En primer lugar, la "productivización" de la asignación institucional está cambiando los puntos de entrada a los activos cripto. Antes, las instituciones participaban comprando tokens directamente, invirtiendo en fondos cripto o mediante acciones proxy como MicroStrategy. Los ETFs ofrecen ahora a fondos de pensiones del S&P 500, endowments, aseguradoras y otras entidades sujetas a deber fiduciario una vía de asignación conforme, auditable y de bajo coste operativo. Seis meses después de su lanzamiento, los ETFs spot de Solana han superado los 1 120 millones de dólares en entradas netas, lo que demuestra la consolidación de este canal.
En segundo lugar, el staking integrado redefine la lógica de tenencia. El valor del ETF de Bitcoin depende únicamente del precio, mientras que los ETFs de SOL—especialmente los que hacen staking—ofrecen rentabilidad durante el periodo de tenencia. Esta diferencia es clave para instituciones con horizonte a largo plazo (como los endowments): rentabilidades anuales del 6–7 % permiten comparar SOL con productos de renta fija, aportando referencias únicas para los comités de inversión en la clasificación de activos.

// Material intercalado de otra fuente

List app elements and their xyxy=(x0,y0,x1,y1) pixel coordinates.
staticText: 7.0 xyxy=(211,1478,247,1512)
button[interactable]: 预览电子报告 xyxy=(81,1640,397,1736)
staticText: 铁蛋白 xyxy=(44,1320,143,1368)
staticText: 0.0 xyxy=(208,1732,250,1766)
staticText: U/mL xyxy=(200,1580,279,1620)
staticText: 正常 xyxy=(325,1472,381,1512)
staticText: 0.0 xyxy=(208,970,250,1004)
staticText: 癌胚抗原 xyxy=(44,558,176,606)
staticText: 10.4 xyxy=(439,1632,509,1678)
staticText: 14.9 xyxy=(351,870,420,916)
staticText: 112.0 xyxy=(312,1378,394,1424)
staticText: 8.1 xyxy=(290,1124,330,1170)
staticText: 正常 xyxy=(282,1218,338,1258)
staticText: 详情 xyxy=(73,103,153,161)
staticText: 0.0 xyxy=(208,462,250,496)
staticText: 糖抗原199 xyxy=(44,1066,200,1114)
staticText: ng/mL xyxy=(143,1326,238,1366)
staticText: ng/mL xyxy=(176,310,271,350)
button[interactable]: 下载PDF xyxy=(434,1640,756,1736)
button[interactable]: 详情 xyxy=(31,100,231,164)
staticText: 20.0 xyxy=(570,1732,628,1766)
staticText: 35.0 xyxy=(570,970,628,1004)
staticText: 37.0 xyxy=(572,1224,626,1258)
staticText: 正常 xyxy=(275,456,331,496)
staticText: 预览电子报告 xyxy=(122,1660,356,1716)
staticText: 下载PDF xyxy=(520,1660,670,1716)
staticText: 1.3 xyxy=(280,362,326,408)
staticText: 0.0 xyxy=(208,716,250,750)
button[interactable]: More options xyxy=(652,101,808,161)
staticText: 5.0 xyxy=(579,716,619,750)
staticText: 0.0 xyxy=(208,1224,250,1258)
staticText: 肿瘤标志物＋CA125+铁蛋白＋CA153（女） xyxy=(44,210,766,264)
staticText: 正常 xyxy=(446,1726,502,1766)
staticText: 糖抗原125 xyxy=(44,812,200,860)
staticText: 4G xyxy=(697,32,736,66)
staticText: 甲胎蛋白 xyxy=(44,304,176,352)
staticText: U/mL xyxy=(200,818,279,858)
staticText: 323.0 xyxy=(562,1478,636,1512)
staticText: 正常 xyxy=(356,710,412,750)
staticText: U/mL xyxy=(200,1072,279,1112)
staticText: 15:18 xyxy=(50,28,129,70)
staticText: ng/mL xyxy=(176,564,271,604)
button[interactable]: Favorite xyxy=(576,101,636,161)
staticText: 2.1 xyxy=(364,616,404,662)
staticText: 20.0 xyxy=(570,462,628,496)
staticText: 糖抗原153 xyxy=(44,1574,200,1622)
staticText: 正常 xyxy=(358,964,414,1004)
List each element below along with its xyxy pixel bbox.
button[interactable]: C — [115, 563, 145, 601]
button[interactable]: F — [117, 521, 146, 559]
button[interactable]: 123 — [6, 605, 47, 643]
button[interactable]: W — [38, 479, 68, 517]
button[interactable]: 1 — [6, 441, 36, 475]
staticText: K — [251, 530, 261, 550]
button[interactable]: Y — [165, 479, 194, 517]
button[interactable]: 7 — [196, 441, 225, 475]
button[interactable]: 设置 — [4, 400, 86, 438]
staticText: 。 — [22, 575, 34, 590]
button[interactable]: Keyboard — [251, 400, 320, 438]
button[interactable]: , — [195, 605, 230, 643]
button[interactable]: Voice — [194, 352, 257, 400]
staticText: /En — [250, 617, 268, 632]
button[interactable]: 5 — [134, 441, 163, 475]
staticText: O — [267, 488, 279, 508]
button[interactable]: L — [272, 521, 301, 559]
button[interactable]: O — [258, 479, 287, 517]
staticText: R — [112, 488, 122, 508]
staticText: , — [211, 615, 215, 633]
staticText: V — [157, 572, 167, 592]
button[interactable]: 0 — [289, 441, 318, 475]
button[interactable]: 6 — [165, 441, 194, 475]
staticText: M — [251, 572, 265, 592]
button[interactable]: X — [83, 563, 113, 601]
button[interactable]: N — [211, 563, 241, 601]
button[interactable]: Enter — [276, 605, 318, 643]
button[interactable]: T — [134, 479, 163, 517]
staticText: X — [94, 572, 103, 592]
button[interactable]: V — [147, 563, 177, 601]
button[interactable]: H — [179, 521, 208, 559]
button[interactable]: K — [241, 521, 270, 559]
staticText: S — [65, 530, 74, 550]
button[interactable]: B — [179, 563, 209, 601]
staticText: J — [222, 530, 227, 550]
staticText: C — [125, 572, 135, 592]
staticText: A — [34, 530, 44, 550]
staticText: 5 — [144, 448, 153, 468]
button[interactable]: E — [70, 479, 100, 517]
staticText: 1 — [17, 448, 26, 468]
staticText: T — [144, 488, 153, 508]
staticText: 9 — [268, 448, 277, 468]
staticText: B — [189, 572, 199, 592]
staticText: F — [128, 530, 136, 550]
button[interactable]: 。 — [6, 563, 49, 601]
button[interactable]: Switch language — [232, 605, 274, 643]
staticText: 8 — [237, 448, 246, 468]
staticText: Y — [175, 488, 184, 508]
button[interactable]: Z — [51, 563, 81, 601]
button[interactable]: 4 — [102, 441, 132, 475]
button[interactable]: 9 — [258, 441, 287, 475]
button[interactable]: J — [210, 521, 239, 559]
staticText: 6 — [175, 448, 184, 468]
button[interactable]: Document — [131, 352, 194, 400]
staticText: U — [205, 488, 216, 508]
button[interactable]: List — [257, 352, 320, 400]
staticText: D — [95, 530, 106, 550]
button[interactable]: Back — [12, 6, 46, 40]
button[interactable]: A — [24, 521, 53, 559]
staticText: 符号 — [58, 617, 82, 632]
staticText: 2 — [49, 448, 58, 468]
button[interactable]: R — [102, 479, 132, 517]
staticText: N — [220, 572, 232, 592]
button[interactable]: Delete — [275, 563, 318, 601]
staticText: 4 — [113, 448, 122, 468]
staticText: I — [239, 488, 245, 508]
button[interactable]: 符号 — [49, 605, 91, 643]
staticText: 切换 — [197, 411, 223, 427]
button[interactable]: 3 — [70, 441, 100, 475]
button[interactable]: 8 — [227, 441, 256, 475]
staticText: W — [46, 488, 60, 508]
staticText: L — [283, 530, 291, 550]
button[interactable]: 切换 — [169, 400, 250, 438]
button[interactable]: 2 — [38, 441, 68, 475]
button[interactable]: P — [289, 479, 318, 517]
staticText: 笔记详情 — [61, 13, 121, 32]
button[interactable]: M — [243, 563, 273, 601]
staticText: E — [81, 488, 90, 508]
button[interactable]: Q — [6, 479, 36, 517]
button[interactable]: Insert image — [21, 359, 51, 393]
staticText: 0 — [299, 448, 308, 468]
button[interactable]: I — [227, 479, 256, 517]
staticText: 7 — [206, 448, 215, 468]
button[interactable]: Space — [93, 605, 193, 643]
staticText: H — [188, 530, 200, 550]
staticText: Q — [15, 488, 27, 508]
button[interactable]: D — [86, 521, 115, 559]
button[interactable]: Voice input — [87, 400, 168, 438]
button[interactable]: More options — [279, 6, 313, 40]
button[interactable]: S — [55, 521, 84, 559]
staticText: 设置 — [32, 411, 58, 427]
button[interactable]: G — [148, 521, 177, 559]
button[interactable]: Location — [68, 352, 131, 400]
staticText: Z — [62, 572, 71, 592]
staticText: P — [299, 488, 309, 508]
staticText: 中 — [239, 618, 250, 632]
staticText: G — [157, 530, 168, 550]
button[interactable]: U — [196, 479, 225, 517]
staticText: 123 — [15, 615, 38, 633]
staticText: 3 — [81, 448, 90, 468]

En tercer lugar, la claridad regulatoria reduce barreras de entrada. El 17 de marzo de 2026, la SEC y la CFTC clasificaron formalmente a SOL como commodity digital. Esto no solo otorga certeza regulatoria a los actuales tenedores de ETFs de SOL, sino que reduce la incertidumbre de due diligence para las instituciones aún indecisas.
Conclusión
El panorama institucional de los ETFs de Solana está experimentando una rotación estructural, más allá del simple balance de entradas y salidas.
La salida de Goldman Sachs y la entrada de Dartmouth reflejan dos filosofías institucionales de asignación de activos en este momento: una orientada al trading, que ajusta posiciones según el binomio riesgo-rentabilidad a corto plazo; y otra orientada a la asignación, que prioriza el valor compuesto a largo plazo.
Los ETFs spot de SOL han registrado entradas netas por valor de 1 120 millones de dólares, una cifra que quizá solo marque el inicio de la evolución de los ETFs cripto. Sin embargo, el cambio de actores revelado por los informes 13F—endowments, grandes bancos, hedge funds—demuestra que la institucionalización de Solana ya no se pregunta "¿es posible?", sino "¿quién asigna, con qué lógica y en qué cuantía?"
La velocidad de avance en esta fase dependerá de tres variables en evolución: la fiabilidad de la infraestructura técnica (despliegue y rendimiento de Alpenglow en mainnet), la madurez de los marcos regulatorios y el atractivo relativo de las rentabilidades por staking en un contexto de tipos de interés cambiantes.
A 26 de mayo de 2026, los datos de Gate sitúan SOL en 84,06 dólares, un descenso del 1,43 % en 24 horas. La divergencia entre precio y flujos de capital continúa, precisamente por lo que el comportamiento institucional merece un seguimiento constante.